Considerations for Using Flea and Tick Medication
Flea and tick medication have been used for years all over the world to protect pets from pests. Nonetheless, side effects or adverse reactions may still occur at times with this kind of medication.
As such, it is strongly recommended that you ask your vet when choosing a flea and tick product. This is especially important if your dog has an existing medical condition or has previously displayed an allergy or sensitivity to flea and tick medication.
Your vet will also help you select the right product for your pet and its unique needs, factoring in other aspects such as its age and size.
Before administering the medication, you must carefully read the label, the package insert, and any accompanying literature to ensure that you’re using it correctly. Additionally, keep the product packaging with you to use as a reference in the future in case a problem occurs and you need to report it to your vet.

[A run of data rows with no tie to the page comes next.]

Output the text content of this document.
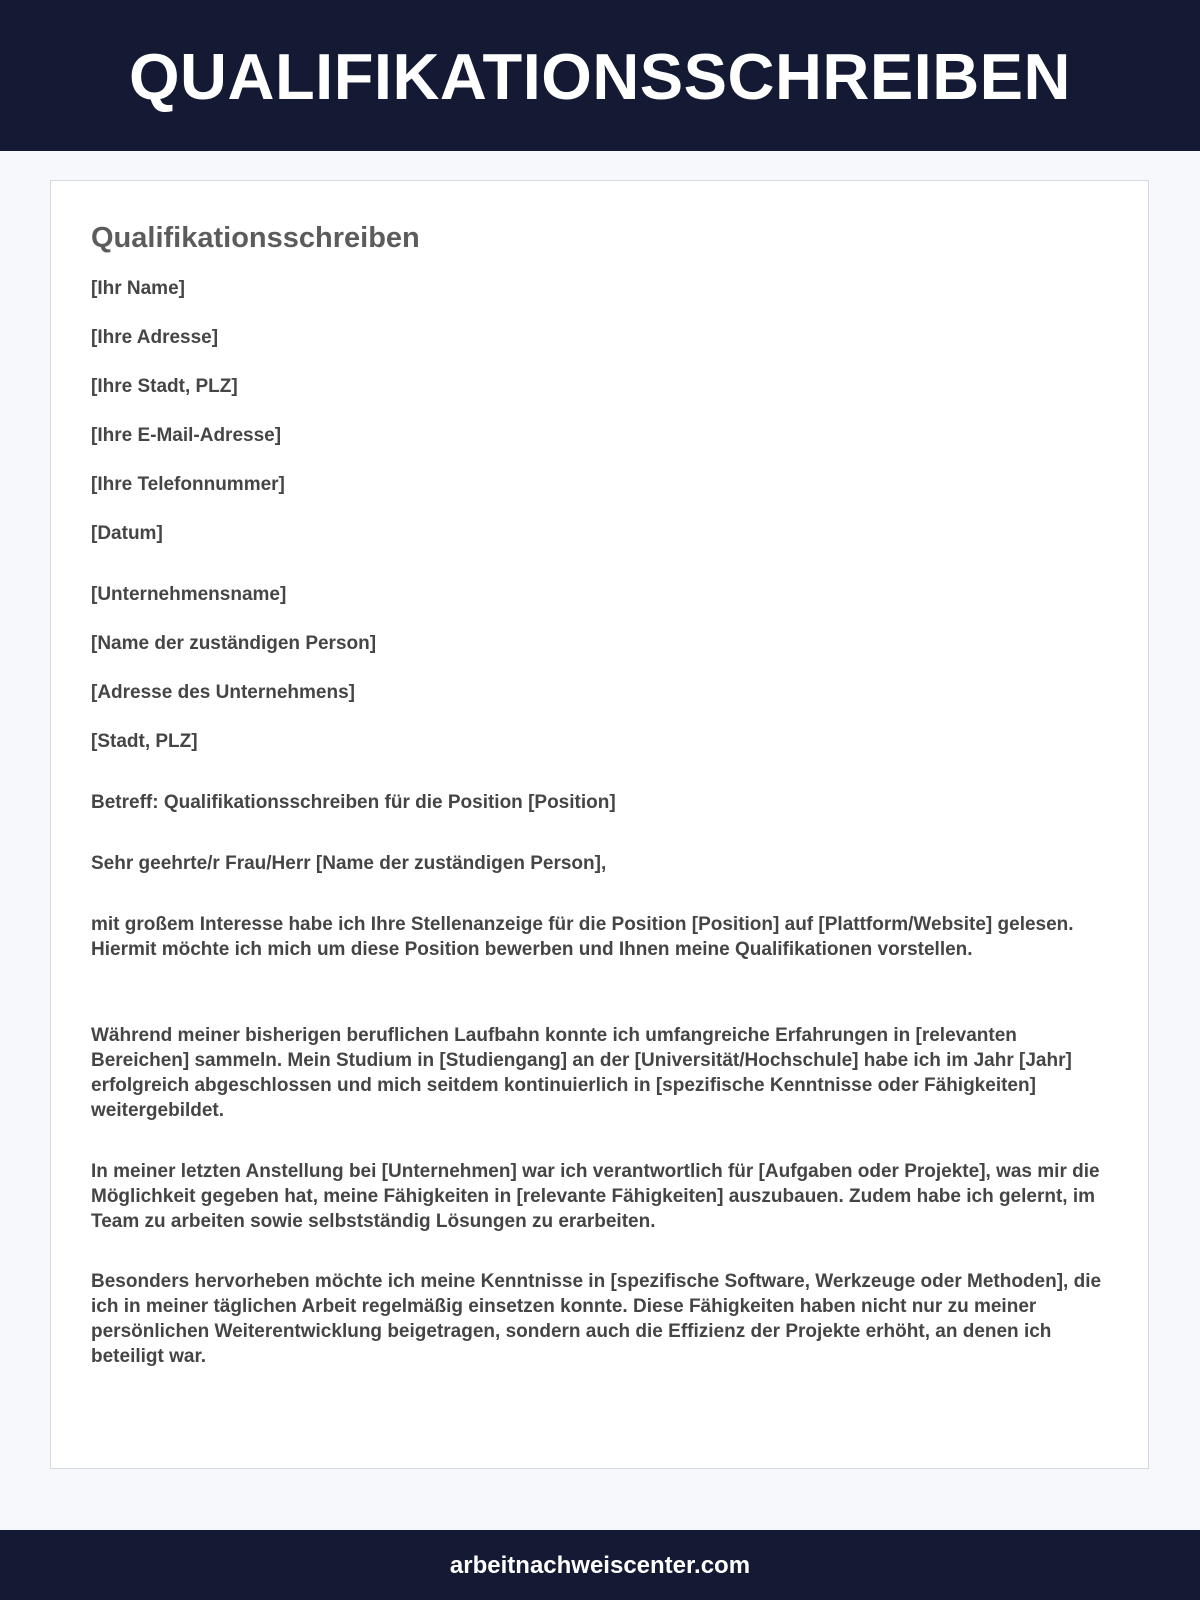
QUALIFIKATIONSSCHREIBEN
Qualifikationsschreiben

[Ihr Name]

[Ihre Adresse]

[Ihre Stadt, PLZ]

[Ihre E-Mail-Adresse]

[Ihre Telefonnummer]

[Datum]

[Unternehmensname]

[Name der zuständigen Person]

[Adresse des Unternehmens]

[Stadt, PLZ]

Betreff: Qualifikationsschreiben für die Position [Position]

Sehr geehrte/r Frau/Herr [Name der zuständigen Person],

mit großem Interesse habe ich Ihre Stellenanzeige für die Position [Position] auf [Plattform/Website] gelesen. Hiermit möchte ich mich um diese Position bewerben und Ihnen meine Qualifikationen vorstellen.

Während meiner bisherigen beruflichen Laufbahn konnte ich umfangreiche Erfahrungen in [relevanten Bereichen] sammeln. Mein Studium in [Studiengang] an der [Universität/Hochschule] habe ich im Jahr [Jahr] erfolgreich abgeschlossen und mich seitdem kontinuierlich in [spezifische Kenntnisse oder Fähigkeiten] weitergebildet.

In meiner letzten Anstellung bei [Unternehmen] war ich verantwortlich für [Aufgaben oder Projekte], was mir die Möglichkeit gegeben hat, meine Fähigkeiten in [relevante Fähigkeiten] auszubauen. Zudem habe ich gelernt, im Team zu arbeiten sowie selbstständig Lösungen zu erarbeiten.

Besonders hervorheben möchte ich meine Kenntnisse in [spezifische Software, Werkzeuge oder Methoden], die ich in meiner täglichen Arbeit regelmäßig einsetzen konnte. Diese Fähigkeiten haben nicht nur zu meiner persönlichen Weiterentwicklung beigetragen, sondern auch die Effizienz der Projekte erhöht, an denen ich beteiligt war.

arbeitnachweiscenter.com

If your dog shows any signs of illness after you administer the medication, call your vet immediately. Some of the side effects of using flea and tick products include the following:
- Poor appetite
- Excessive salivation
When Should You Give Your Dog Flea and Tick Medication?
Spring and summer are the warmest seasons of the year, and fleas and ticks come out and heavily infest pets during these months. However, spring and summer aren’t the only times when you’ll need to give your dog flea and tick medication.
Some parts of the US have warm temperatures throughout the year. Heated houses also have enough warmth to provide a breeding ground for fleas and ticks. So, you need to protect your dog year-round, even if it never goes outdoors.
Pet owners, too, can unwittingly bring home pests that hitch a ride on their clothing or footwear. When your dog comes near you or jumps onto your lap, these pests can travel to your dog and infest it.
However, if you live in a city that has temperatures below 10 degrees Fahrenheit or that has intense temperature fluctuations during the winter, then the fleas may either die or remain dormant. If so, you can skip the medication until spring arrives.
Flea and tick products are highly useful to keep FAD and other tick-borne infections at bay. If you are unsure about which kind of medication to give your dog or when or how to give it, consult your vet for guidance and advice.